Yes, it will be different. We’re playing theaters across the country for the first time ever. So that’s out of the ordinary for us. We’re all very much looking forward to it. We are all very excited about these songs. It’ll be nice to sort of strip everything down and play these songs as we’ve presented them on the record.

How do you think the album will resonate with the fans? It’s a pretty politically charged time.

I’m hoping that people that people will love it. Between the messages and just the sound of everything. It’s a very different sounding record for us.  I can only go by what I felt when I heard it all completed for the first time when it was all mixed and everything. We’ve put out a lot of albums and I’m really excited about this one.

Are there particular songs you like to play on the record, some that resonate with you?

There’s only a couple of songs that we’ve played so far, but the first single that came out “Two 6’s Upside Down” I was very excited about it.
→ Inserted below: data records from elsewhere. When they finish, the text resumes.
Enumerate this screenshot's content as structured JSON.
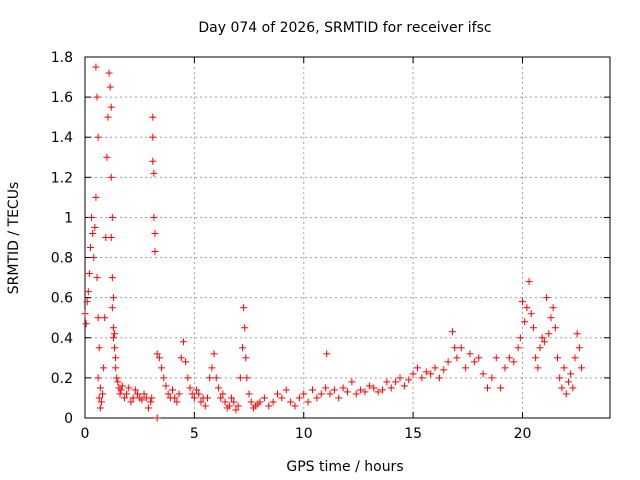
{
  "chart_data": {
    "type": "scatter",
    "title": "Day 074 of 2026, SRMTID for receiver ifsc",
    "xlabel": "GPS time / hours",
    "ylabel": "SRMTID / TECUs",
    "xlim": [
      0,
      24
    ],
    "ylim": [
      0,
      1.8
    ],
    "xticks": [
      0,
      5,
      10,
      15,
      20
    ],
    "xtick_labels": [
      "0",
      "5",
      "10",
      "15",
      "20"
    ],
    "yticks": [
      0,
      0.2,
      0.4,
      0.6,
      0.8,
      1,
      1.2,
      1.4,
      1.6,
      1.8
    ],
    "ytick_labels": [
      "0",
      "0.2",
      "0.4",
      "0.6",
      "0.8",
      "1",
      "1.2",
      "1.4",
      "1.6",
      "1.8"
    ],
    "grid": true,
    "marker": "plus",
    "color": "#ff0000",
    "series": [
      {
        "name": "SRMTID",
        "x": [
          0.0,
          0.05,
          0.1,
          0.15,
          0.2,
          0.25,
          0.3,
          0.35,
          0.4,
          0.45,
          0.5,
          0.5,
          0.55,
          0.55,
          0.6,
          0.6,
          0.6,
          0.65,
          0.65,
          0.7,
          0.7,
          0.75,
          0.8,
          0.85,
          0.9,
          0.95,
          1.0,
          1.05,
          1.1,
          1.15,
          1.2,
          1.2,
          1.2,
          1.25,
          1.25,
          1.25,
          1.3,
          1.3,
          1.3,
          1.35,
          1.35,
          1.4,
          1.4,
          1.45,
          1.5,
          1.55,
          1.6,
          1.65,
          1.7,
          1.8,
          1.9,
          2.0,
          2.1,
          2.2,
          2.3,
          2.4,
          2.5,
          2.6,
          2.7,
          2.8,
          2.9,
          3.0,
          3.05,
          3.1,
          3.1,
          3.1,
          3.15,
          3.15,
          3.2,
          3.2,
          3.3,
          3.3,
          3.4,
          3.5,
          3.6,
          3.7,
          3.8,
          3.9,
          4.0,
          4.1,
          4.2,
          4.3,
          4.4,
          4.5,
          4.6,
          4.7,
          4.8,
          4.9,
          5.0,
          5.1,
          5.2,
          5.3,
          5.4,
          5.5,
          5.6,
          5.7,
          5.8,
          5.9,
          6.0,
          6.1,
          6.2,
          6.3,
          6.4,
          6.5,
          6.6,
          6.7,
          6.8,
          6.9,
          7.0,
          7.1,
          7.2,
          7.25,
          7.3,
          7.35,
          7.4,
          7.5,
          7.6,
          7.7,
          7.8,
          7.9,
          8.0,
          8.2,
          8.4,
          8.6,
          8.8,
          9.0,
          9.2,
          9.4,
          9.6,
          9.8,
          10.0,
          10.2,
          10.4,
          10.6,
          10.8,
          11.0,
          11.05,
          11.2,
          11.4,
          11.6,
          11.8,
          12.0,
          12.2,
          12.4,
          12.6,
          12.8,
          13.0,
          13.2,
          13.4,
          13.6,
          13.8,
          14.0,
          14.2,
          14.4,
          14.6,
          14.8,
          15.0,
          15.2,
          15.4,
          15.6,
          15.8,
          16.0,
          16.2,
          16.4,
          16.6,
          16.8,
          16.9,
          17.0,
          17.2,
          17.4,
          17.6,
          17.8,
          18.0,
          18.2,
          18.4,
          18.6,
          18.8,
          19.0,
          19.2,
          19.4,
          19.6,
          19.8,
          19.9,
          20.0,
          20.1,
          20.2,
          20.3,
          20.4,
          20.5,
          20.6,
          20.7,
          20.8,
          20.9,
          21.0,
          21.1,
          21.2,
          21.3,
          21.4,
          21.5,
          21.6,
          21.7,
          21.8,
          21.9,
          22.0,
          22.1,
          22.2,
          22.3,
          22.4,
          22.5,
          22.6,
          22.7
        ],
        "y": [
          0.52,
          0.47,
          0.58,
          0.63,
          0.72,
          0.85,
          1.0,
          0.92,
          0.8,
          0.95,
          1.75,
          1.1,
          1.6,
          0.7,
          1.4,
          0.5,
          0.2,
          0.35,
          0.1,
          0.15,
          0.05,
          0.08,
          0.12,
          0.25,
          0.5,
          0.9,
          1.3,
          1.5,
          1.72,
          1.65,
          1.55,
          1.2,
          0.9,
          1.0,
          0.7,
          0.55,
          0.6,
          0.45,
          0.4,
          0.42,
          0.35,
          0.3,
          0.25,
          0.2,
          0.18,
          0.15,
          0.12,
          0.14,
          0.16,
          0.1,
          0.12,
          0.15,
          0.08,
          0.1,
          0.14,
          0.12,
          0.1,
          0.09,
          0.12,
          0.1,
          0.05,
          0.08,
          0.1,
          1.5,
          1.4,
          1.28,
          1.22,
          1.0,
          0.92,
          0.83,
          0.0,
          0.32,
          0.3,
          0.25,
          0.2,
          0.16,
          0.12,
          0.1,
          0.14,
          0.1,
          0.08,
          0.12,
          0.3,
          0.38,
          0.28,
          0.2,
          0.15,
          0.12,
          0.1,
          0.14,
          0.12,
          0.08,
          0.1,
          0.06,
          0.1,
          0.2,
          0.25,
          0.32,
          0.2,
          0.15,
          0.1,
          0.12,
          0.08,
          0.05,
          0.06,
          0.1,
          0.08,
          0.04,
          0.06,
          0.2,
          0.35,
          0.55,
          0.45,
          0.3,
          0.2,
          0.12,
          0.08,
          0.05,
          0.06,
          0.07,
          0.08,
          0.1,
          0.06,
          0.08,
          0.12,
          0.1,
          0.14,
          0.08,
          0.06,
          0.1,
          0.12,
          0.08,
          0.14,
          0.1,
          0.12,
          0.15,
          0.32,
          0.12,
          0.14,
          0.1,
          0.15,
          0.13,
          0.18,
          0.12,
          0.14,
          0.13,
          0.16,
          0.15,
          0.13,
          0.14,
          0.18,
          0.15,
          0.18,
          0.2,
          0.16,
          0.19,
          0.22,
          0.25,
          0.2,
          0.23,
          0.22,
          0.25,
          0.2,
          0.24,
          0.28,
          0.43,
          0.35,
          0.3,
          0.35,
          0.25,
          0.32,
          0.28,
          0.3,
          0.22,
          0.15,
          0.2,
          0.3,
          0.15,
          0.25,
          0.3,
          0.28,
          0.35,
          0.4,
          0.58,
          0.48,
          0.55,
          0.68,
          0.52,
          0.45,
          0.3,
          0.25,
          0.35,
          0.4,
          0.38,
          0.6,
          0.42,
          0.5,
          0.55,
          0.45,
          0.3,
          0.2,
          0.15,
          0.25,
          0.12,
          0.18,
          0.22,
          0.15,
          0.3,
          0.42,
          0.35,
          0.25
        ]
      }
    ]
  }
}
It sounds so different for us and the lyrics were so cool. I was excited for everyone to hear that. We’ve been playing that song live. And then there’s a number of songs on the record that that I can’t wait to play.

There’s one toward the end of the record, that’s a slower, sort of piano-driven one called “Waters Are A’ Risen.” I’m can’t wait to play that live. The song lyrics are about Guthrie being on a ship in the middle of wartime and having a torpedo slam into the side of it in Europe.

I’ve been traveling to Boston a lot this year for work. I want to know where to go, what to do, and what to eat from an expert.

I spent a year living in the north end of Boston, which is the Italian neighborhood. And that that was pretty intense. I was there for the summer and they have a lot of those Italian summer festivals throughout the summer months.

A few of those North End Italian restaurants are some of the best I’ve ever been to. The Seaport District is also nice. I’m a sucker for the water, so anytime I can be near the ocean like that is great. There’s like a classic, lobster roll shack, Yankee Lobster that people seem to really enjoy. The Freedom Trail is also in the North End for a walk.

There is also a big cannoli debate in Boston. I have tried Mike’s Pastry but what is your favorite?

Mike’s is definitely the more famous one. But there’s another bakery on Salem Street, there’s a bakery called Bova’s that is just unbelievable.

I lived right up the street from there. And unfortunately, they’re open 24 hours so I would walk down there at like two in the morning and get a bag of cookies. There’s some really great stuff there.

Anything fun outside of Boston that you would recommend?

I would highly recommend Cape Cod and Nantucket. I feel like I never have to go far on vacation ever again when I am there.  To get to Nantucket you have to take a ferry but it’s only like 45 minutes from Hyannis, which is right down there on the Cape, just a beautiful place.